Vijf vragen over het toetsen van verzekeraars

Op deze pagina is ook content beschikbaar exclusief voor leden Log in voor toegang of vraag account aan.

Verzekeraars vallen onder een uitgebreid stelsel van bindende zelfregulering. Of ze ook voldoen aan de eisen die de zelfregulering stelt, zoals de manier waarop verzekeraars klachten van klanten afhandelen of fraude opsporen, wordt getoetst via de onafhankelijke Stichting toetsing verzekeraars. Hoe gaat zo’n onderzoek in zijn werk? Senior auditor Martijn Crul van Stv geeft antwoord op vijf vragen.

1. Wat houdt het precies in: een Kerncode-onderzoek bij een verzekeraar?

“Dat betekent dat wij met verzekeraars het gesprek aangaan om te kijken of en hoe ze voldoen aan de te toetsen kerncodes klantbelang. Dit doen wij aan de hand van een toetskader. Overigens zullen we niet onverwachts op de stoep staan. Wij sturen enkele maanden voordat we met een Kerncode starten het toetskader en een informatiedocument waarin de informatie staat die we nodig hebben en het interviewschema. Enkele weken voor de onderzoeksdag houden wij een voorgesprek met de verzekeraar om het onderzoek voor te bereiden. Zo heeft de verzekeraar voldoende tijd om de gevraagde stukken te verzamelen. In de voorbereiding nemen we ook de website mee, inclusief de voorwaarden op de site. Welke informatie wij opvragen, hangt uiteraard samen met de te toetsen kerncode. Zo loopt er momenteel een onderzoek naar de aanpak van fraude. En vanaf eind dit jaar is de klachtbehandeling aan bod.”

"Samen met de verzekeraar vaststellen hoe een proces in de praktijk verloopt"

2. Hoe ziet een onderzoeksdag eruit?

“Wij toetsen allerlei verschillende verzekeraars, van klein tot groot. Vooral de grootte is, naast de gevoerde producten en soorten klanten, bepalend voor de invulling van de dag zelf. Het grootste verschil zit ’m in de complexiteit van de organisatie en de hoeveelheid beschikbare informatie, ook over de processen. Denk bijvoorbeeld aan fraude. Een kleine verzekeraar heeft daar het afgelopen jaar misschien weinig mee te maken gehad, terwijl een grote verzekeraar een hele afdeling met tientallen medewerkers heeft. De onderzoeksdag begint met een voorgesprek met de coördinator van de verzekeraar. Daarna volgt een beleidsgesprek met de directie en het management over hun rol bij het te toetsen onderwerp. En vervolgens heb ik een interview met inhoudelijk specialisten, zodat ik gaandeweg de slag maak naar de praktijk via gesprekken met medewerkers die het beleid uitvoeren. Afhankelijk van het onderwerp kun je denken aan zo’n vijf gesprekken. Aan het einde van de dag vindt er nog een eindgesprek plaats, waarbij ik ook de eerste bevindingen bespreek. Soms kan ik al meteen de uitkomst toelichten. De dag erna maken we een rapport op met aandachtspunten over wat niet in orde is. Elk onderzoek wordt gedaan door een of twee auditors (mede afhankelijk van de grootte van de verzekeraar). Wij houden ook rekening met die grootte. Je mag van een grote verzekeraar immers andere dingen verwachten dan van een kleine, maar dit gebeurt wel vanuit het toetskader dat voor iedereen hetzelfde is.”

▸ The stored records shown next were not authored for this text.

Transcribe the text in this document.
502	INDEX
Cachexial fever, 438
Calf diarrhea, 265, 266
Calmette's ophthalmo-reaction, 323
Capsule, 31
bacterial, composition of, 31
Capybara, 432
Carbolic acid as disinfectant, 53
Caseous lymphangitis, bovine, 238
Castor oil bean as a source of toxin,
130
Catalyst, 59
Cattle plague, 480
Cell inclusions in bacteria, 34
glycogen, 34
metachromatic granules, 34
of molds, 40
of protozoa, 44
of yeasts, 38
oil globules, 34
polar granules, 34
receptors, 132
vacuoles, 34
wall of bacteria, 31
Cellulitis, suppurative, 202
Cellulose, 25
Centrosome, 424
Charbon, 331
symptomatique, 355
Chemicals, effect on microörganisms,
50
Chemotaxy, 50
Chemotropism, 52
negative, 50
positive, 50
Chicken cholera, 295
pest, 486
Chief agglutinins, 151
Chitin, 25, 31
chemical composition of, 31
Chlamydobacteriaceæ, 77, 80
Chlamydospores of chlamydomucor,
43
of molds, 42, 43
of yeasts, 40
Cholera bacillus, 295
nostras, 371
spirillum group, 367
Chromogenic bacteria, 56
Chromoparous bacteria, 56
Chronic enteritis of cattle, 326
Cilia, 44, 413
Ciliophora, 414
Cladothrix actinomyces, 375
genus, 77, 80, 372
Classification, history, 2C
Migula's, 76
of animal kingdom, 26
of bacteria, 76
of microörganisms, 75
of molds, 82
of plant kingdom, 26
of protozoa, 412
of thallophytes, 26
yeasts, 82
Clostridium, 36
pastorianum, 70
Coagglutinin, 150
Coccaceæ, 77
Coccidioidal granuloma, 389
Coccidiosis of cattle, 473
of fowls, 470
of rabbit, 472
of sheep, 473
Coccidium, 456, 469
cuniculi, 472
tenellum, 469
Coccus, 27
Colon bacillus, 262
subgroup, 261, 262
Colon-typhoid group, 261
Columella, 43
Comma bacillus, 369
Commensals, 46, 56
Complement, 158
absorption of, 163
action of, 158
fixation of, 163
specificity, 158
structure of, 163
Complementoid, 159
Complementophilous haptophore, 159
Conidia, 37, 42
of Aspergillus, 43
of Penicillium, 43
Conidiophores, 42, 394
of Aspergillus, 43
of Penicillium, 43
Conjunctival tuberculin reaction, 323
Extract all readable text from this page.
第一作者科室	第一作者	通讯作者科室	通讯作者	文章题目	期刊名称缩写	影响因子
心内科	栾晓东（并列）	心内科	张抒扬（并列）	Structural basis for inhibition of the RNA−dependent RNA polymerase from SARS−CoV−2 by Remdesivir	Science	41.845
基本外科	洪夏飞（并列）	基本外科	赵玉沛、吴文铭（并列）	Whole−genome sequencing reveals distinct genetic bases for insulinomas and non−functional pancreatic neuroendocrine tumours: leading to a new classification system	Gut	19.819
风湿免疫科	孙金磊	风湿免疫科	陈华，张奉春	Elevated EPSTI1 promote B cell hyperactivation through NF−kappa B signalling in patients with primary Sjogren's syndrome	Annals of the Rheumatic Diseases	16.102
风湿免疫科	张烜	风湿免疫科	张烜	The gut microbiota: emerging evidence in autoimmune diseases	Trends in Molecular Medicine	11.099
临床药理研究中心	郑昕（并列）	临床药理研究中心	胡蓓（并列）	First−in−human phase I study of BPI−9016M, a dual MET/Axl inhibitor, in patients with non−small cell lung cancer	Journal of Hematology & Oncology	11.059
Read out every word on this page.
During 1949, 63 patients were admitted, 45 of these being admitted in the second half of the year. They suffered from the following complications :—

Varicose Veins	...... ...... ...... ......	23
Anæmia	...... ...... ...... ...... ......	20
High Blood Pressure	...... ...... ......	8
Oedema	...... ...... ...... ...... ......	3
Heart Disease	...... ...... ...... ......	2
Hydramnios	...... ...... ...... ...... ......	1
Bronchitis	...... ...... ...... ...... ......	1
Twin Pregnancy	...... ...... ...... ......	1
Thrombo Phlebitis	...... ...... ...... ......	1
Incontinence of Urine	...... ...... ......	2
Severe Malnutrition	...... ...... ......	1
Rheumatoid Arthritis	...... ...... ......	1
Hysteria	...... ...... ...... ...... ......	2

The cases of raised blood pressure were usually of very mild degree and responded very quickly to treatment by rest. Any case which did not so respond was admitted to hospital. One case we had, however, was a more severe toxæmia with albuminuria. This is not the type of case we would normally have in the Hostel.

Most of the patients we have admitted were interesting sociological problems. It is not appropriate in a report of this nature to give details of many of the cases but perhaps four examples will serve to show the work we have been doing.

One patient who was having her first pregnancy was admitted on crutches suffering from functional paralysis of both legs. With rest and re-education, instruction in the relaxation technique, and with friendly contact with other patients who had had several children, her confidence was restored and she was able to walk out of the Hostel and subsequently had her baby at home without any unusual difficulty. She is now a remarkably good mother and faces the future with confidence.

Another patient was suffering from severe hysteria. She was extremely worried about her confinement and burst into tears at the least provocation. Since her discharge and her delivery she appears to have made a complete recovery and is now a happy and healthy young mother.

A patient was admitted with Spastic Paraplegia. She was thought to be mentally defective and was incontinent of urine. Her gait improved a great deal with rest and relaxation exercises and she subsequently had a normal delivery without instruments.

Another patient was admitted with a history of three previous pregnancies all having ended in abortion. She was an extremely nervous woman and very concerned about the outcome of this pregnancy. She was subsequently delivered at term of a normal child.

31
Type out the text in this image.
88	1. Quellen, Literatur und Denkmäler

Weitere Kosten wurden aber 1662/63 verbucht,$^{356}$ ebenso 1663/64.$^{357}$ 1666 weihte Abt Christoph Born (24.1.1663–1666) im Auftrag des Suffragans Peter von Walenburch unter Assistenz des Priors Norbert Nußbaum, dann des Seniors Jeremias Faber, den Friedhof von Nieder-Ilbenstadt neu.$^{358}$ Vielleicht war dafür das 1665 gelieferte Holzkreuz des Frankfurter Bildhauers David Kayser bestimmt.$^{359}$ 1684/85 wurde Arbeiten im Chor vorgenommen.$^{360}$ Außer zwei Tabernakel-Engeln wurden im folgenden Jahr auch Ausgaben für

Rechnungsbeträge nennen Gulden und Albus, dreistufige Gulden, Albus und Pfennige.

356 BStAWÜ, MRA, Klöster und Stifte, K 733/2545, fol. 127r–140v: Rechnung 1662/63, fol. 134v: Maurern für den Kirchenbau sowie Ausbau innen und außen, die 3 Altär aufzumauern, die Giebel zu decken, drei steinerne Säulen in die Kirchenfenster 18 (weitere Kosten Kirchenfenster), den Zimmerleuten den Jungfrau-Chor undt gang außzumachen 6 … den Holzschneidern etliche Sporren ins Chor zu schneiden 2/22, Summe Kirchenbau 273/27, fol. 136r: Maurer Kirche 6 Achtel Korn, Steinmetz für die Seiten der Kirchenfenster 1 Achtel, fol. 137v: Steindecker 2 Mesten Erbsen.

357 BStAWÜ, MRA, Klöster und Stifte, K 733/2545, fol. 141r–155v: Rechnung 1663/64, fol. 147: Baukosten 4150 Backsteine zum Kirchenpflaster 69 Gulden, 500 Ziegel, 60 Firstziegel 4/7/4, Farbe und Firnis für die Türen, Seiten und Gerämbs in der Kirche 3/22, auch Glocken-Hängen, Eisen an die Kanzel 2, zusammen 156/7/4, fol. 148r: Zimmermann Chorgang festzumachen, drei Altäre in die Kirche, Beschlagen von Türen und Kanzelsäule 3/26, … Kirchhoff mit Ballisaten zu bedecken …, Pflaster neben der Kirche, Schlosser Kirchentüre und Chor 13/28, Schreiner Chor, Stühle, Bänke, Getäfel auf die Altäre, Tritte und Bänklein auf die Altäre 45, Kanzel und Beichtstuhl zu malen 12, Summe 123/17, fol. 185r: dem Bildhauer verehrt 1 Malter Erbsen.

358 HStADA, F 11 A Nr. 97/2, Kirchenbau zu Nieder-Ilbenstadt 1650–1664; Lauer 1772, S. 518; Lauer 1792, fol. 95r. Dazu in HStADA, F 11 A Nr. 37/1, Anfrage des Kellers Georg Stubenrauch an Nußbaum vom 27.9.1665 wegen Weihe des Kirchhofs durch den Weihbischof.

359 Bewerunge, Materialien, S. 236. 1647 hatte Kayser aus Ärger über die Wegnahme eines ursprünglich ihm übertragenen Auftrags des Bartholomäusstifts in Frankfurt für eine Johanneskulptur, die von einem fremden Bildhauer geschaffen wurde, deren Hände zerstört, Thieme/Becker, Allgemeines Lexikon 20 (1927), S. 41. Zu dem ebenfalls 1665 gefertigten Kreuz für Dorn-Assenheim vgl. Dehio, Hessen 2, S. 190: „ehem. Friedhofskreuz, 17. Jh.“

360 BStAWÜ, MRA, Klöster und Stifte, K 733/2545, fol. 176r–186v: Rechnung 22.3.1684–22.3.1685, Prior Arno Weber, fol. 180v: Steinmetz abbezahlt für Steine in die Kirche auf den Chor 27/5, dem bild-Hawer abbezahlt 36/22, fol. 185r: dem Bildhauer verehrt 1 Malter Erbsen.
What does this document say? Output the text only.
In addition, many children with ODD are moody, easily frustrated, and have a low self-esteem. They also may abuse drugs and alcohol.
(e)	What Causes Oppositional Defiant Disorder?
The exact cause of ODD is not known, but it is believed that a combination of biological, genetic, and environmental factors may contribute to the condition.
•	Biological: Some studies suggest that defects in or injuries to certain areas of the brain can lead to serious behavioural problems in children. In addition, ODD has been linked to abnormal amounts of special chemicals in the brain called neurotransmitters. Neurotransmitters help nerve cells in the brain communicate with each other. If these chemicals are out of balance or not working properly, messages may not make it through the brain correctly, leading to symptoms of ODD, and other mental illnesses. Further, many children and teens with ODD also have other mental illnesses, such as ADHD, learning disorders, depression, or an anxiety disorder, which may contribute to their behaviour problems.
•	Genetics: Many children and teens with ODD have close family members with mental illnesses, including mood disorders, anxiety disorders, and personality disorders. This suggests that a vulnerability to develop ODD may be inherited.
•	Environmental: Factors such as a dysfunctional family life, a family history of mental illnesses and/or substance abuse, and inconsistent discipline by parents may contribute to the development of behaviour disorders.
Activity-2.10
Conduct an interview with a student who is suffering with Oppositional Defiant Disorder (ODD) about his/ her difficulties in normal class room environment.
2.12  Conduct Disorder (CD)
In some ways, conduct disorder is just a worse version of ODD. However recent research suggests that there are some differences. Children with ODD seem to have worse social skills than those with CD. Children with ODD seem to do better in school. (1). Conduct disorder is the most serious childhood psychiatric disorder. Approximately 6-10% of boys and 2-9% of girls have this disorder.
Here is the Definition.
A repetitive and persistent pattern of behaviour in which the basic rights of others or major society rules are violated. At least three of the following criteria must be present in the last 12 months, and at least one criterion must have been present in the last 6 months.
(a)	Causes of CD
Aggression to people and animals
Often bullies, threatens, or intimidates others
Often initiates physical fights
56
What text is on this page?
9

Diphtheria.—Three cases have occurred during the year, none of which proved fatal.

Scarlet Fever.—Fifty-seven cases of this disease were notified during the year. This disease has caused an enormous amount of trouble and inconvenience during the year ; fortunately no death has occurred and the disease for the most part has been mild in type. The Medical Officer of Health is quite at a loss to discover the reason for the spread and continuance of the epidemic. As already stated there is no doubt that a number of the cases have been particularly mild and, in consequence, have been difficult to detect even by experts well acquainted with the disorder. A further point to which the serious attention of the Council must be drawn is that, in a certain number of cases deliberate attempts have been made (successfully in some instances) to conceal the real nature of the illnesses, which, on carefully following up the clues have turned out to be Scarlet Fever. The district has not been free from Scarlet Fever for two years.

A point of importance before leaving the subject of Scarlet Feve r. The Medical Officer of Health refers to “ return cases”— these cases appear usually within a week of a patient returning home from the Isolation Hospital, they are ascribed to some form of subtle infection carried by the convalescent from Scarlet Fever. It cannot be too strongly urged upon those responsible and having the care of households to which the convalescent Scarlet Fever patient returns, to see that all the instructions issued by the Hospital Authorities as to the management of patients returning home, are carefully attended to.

3. Wat is je algemene beeld bij de onderzoeken?

“Wij zijn positief over de openheid en de bereidheid om informatie te delen. Er wordt goed meegewerkt. Mensen zijn trots op hun werk en dat merken we! Verzekeraars vinden het wel spannend. Ze zijn nieuwsgierig wat de toetsing precies inhoudt en wat de uitkomst wordt. En wij zijn op onze beurt benieuwd of de verzekeraars tevreden zijn over hoe wij ons werk doen.”

4. Wat gebeurt er als iets niet gaat zoals zou moeten?

“Het komt voor dat een verzekeraar niet of onvoldoende invulling geeft aan een protocol. Dan gaat het niet zozeer om onwil, maar een verzekeraar is bijvoorbeeld onvoldoende bekend met bepalingen uit het protocol of heeft er een andere opvatting over. Mensen kunnen het nu eenmaal anders lezen dan beoogd. Daarom is het ook goed om protocollen met enige regelmaat te toetsen: dat helpt om beter invulling te geven aan een protocol en het waar nodig te verbeteren. Als wij merken dat er vaker onduidelijkheden bestaan over een protocol, dan geven we dat ook terug aan het Verbond, zodat ze daarnaar kunnen kijken. Omdat we aan het einde van een onderzoeksdag al ingaan op de bevindingen, komen eventuele verbeterpunten ook meestal niet als een verrassing. Twee weken na de onderzoeksdag volgt een definitief rapport. Vervolgens krijgt de verzekeraar een hersteltermijn van drie maanden. Daarna volgt het vervolgonderzoek en tot slot een aangepast rapport.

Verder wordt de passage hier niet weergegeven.